Government agencies typically have to secure a court-approved warrant before obtaining private data on Americans from a phone or a tech company. But U.S. agencies have skirted this requirement by arguing they do not need a warrant if the information, like precise location records or netflow data, is openly for sale to anyone who wants to buy it — though this legal theory remains untested in U.S. courts.

For its part, the NSA said in its letter to Wyden that it was “not aware of any requirement in U.S. law or judicial opinion . . . that [the Department of Defense] obtain a court order in order to acquire, access or use information, such as [commercially available information], that is equally available for purchase to foreign adversaries, U.S. companies and private persons as it is to the U.S. government.”

Wyden called on the ODNI to implement a policy that only allows U.S. spy agencies to purchase data about Americans that meets the FTC’s standard for legal data sales; otherwise the agency should delete the data.
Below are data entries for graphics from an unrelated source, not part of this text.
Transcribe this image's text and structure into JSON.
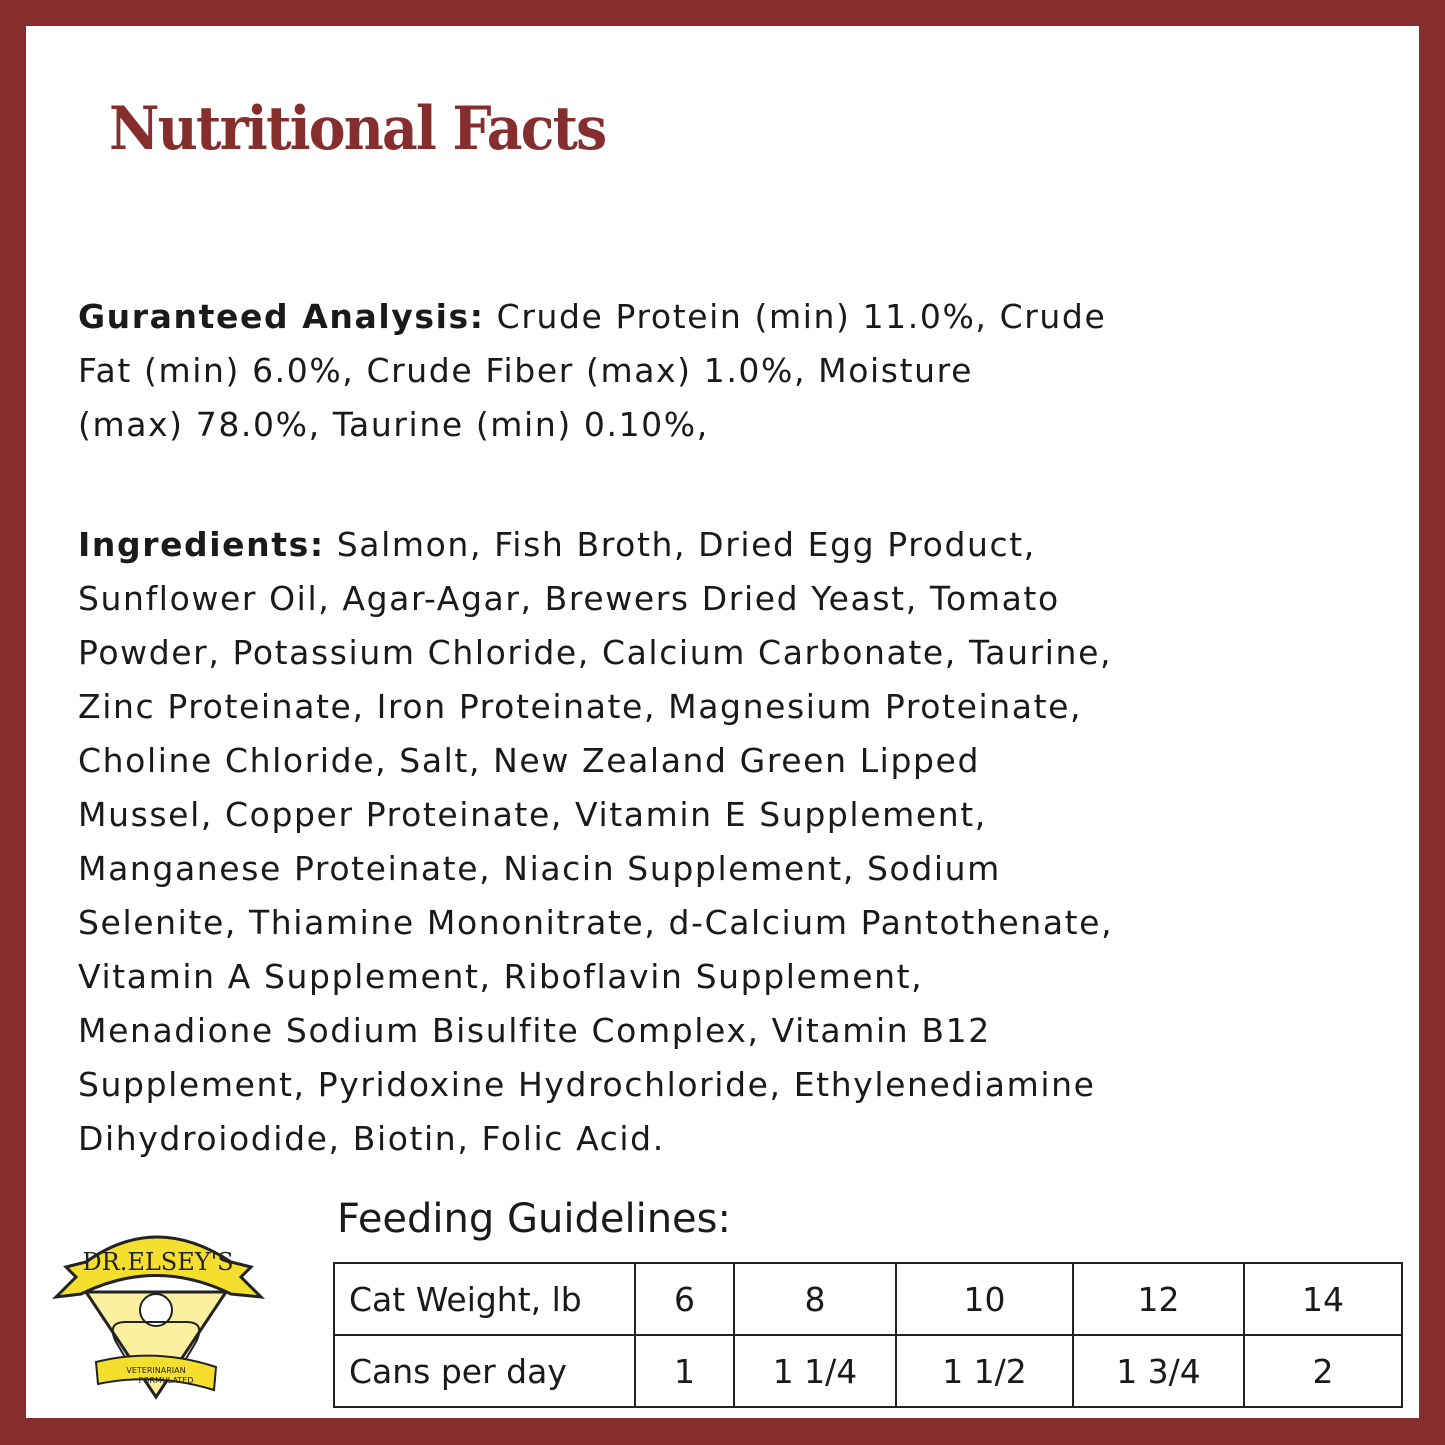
{
  "title": "Nutritional Facts",
  "analysis": {
    "label": "Guranteed Analysis:",
    "lines": [
      " Crude Protein (min) 11.0%, Crude",
      "Fat (min) 6.0%, Crude Fiber (max) 1.0%, Moisture",
      "(max) 78.0%, Taurine (min) 0.10%,"
    ]
  },
  "ingredients": {
    "label": "Ingredients:",
    "lines": [
      " Salmon, Fish Broth, Dried Egg Product,",
      "Sunflower Oil, Agar-Agar, Brewers Dried Yeast, Tomato",
      "Powder, Potassium Chloride, Calcium Carbonate, Taurine,",
      "Zinc Proteinate, Iron Proteinate, Magnesium Proteinate,",
      "Choline Chloride, Salt, New Zealand Green Lipped",
      "Mussel, Copper Proteinate, Vitamin E Supplement,",
      "Manganese Proteinate, Niacin Supplement, Sodium",
      "Selenite, Thiamine Mononitrate, d-Calcium Pantothenate,",
      "Vitamin A Supplement, Riboflavin Supplement,",
      "Menadione Sodium Bisulfite Complex, Vitamin B12",
      "Supplement, Pyridoxine Hydrochloride, Ethylenediamine",
      "Dihydroiodide, Biotin, Folic Acid."
    ]
  },
  "feeding": {
    "title": "Feeding Guidelines:",
    "rows": [
      {
        "header": "Cat Weight, lb",
        "values": [
          "6",
          "8",
          "10",
          "12",
          "14"
        ]
      },
      {
        "header": "Cans per day",
        "values": [
          "1",
          "1 1/4",
          "1 1/2",
          "1 3/4",
          "2"
        ]
      }
    ]
  },
  "logo": {
    "brand": "DR.ELSEY'S",
    "tagline": "VETERINARIAN FORMULATED"
  },
  "colors": {
    "border": "#862d2d",
    "logo_yellow": "#f5df2e"
  }
}
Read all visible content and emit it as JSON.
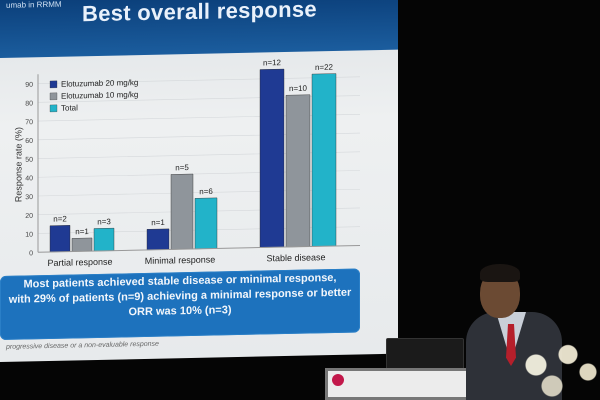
{
  "slide": {
    "subtitle": "umab in RRMM",
    "title": "Best overall response"
  },
  "chart_data": {
    "type": "bar",
    "categories": [
      "Partial response",
      "Minimal response",
      "Stable disease"
    ],
    "series": [
      {
        "name": "Elotuzumab 20 mg/kg",
        "values": [
          14,
          11,
          95
        ],
        "n_labels": [
          "n=2",
          "n=1",
          "n=12"
        ],
        "color": "#1f3a93"
      },
      {
        "name": "Elotuzumab 10 mg/kg",
        "values": [
          7,
          40,
          81
        ],
        "n_labels": [
          "n=1",
          "n=5",
          "n=10"
        ],
        "color": "#8f959b"
      },
      {
        "name": "Total",
        "values": [
          12,
          27,
          92
        ],
        "n_labels": [
          "n=3",
          "n=6",
          "n=22"
        ],
        "color": "#22b3c9"
      }
    ],
    "ylabel": "Response rate (%)",
    "yticks": [
      "0",
      "10",
      "20",
      "30",
      "40",
      "50",
      "60",
      "70",
      "80",
      "90"
    ],
    "ylim": [
      0,
      95
    ],
    "legend_position": "top-left"
  },
  "callout": {
    "line1": "Most patients achieved stable disease or minimal response,",
    "line2": "with 29% of patients (n=9) achieving a minimal response or better",
    "line3": "ORR was 10% (n=3)"
  },
  "footnote": "progressive disease or a non-evaluable response"
}
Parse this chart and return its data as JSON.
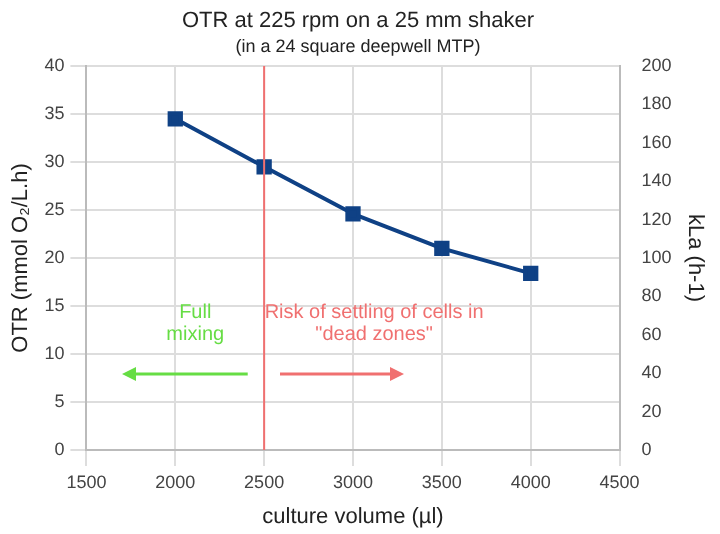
{
  "chart_data": {
    "type": "line",
    "title": "OTR at 225 rpm on a 25 mm shaker",
    "subtitle": "(in a 24 square deepwell MTP)",
    "xlabel": "culture volume (µl)",
    "ylabel": "OTR (mmol O₂/L.h)",
    "y2label": "kLa (h-1)",
    "x": [
      2000,
      2500,
      3000,
      3500,
      4000
    ],
    "series": [
      {
        "color": "#0f4185",
        "values": [
          34.5,
          29.5,
          24.6,
          21.0,
          18.4
        ]
      }
    ],
    "xlim": [
      1500,
      4500
    ],
    "xticks": [
      1500,
      2000,
      2500,
      3000,
      3500,
      4000,
      4500
    ],
    "ylim": [
      0,
      40
    ],
    "yticks": [
      0,
      5,
      10,
      15,
      20,
      25,
      30,
      35,
      40
    ],
    "y2lim": [
      0,
      200
    ],
    "y2ticks": [
      0,
      20,
      40,
      60,
      80,
      100,
      120,
      140,
      160,
      180,
      200
    ],
    "ref_lines": [
      {
        "axis": "x",
        "value": 2500,
        "color": "#f07070"
      }
    ],
    "annotations": [
      "Full mixing",
      "Risk of settling of cells in \"dead zones\""
    ],
    "grid": true,
    "legend": false,
    "marker": "square",
    "line_style": "solid"
  }
}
Wyden said that if a U.S. spy agency has a specific need to retain the data, it should at least inform Congress, if not the wider public.

It remains unclear if the NSA also purchases access to location databases, as other federal government agencies have done.

Nakasone said in his letter to Wyden that the NSA does not buy and use location data collected from phones or vehicles “known to be located in the United States,” leaving open the interpretation that NSA could acquire commercially available data if it was not known to originate from U.S. devices.

When reached by email, NSA spokesperson Eddie Bennett confirmed the NSA collects commercially available internet netflow data, but declined to clarify or comment on Nakasone’s remarks.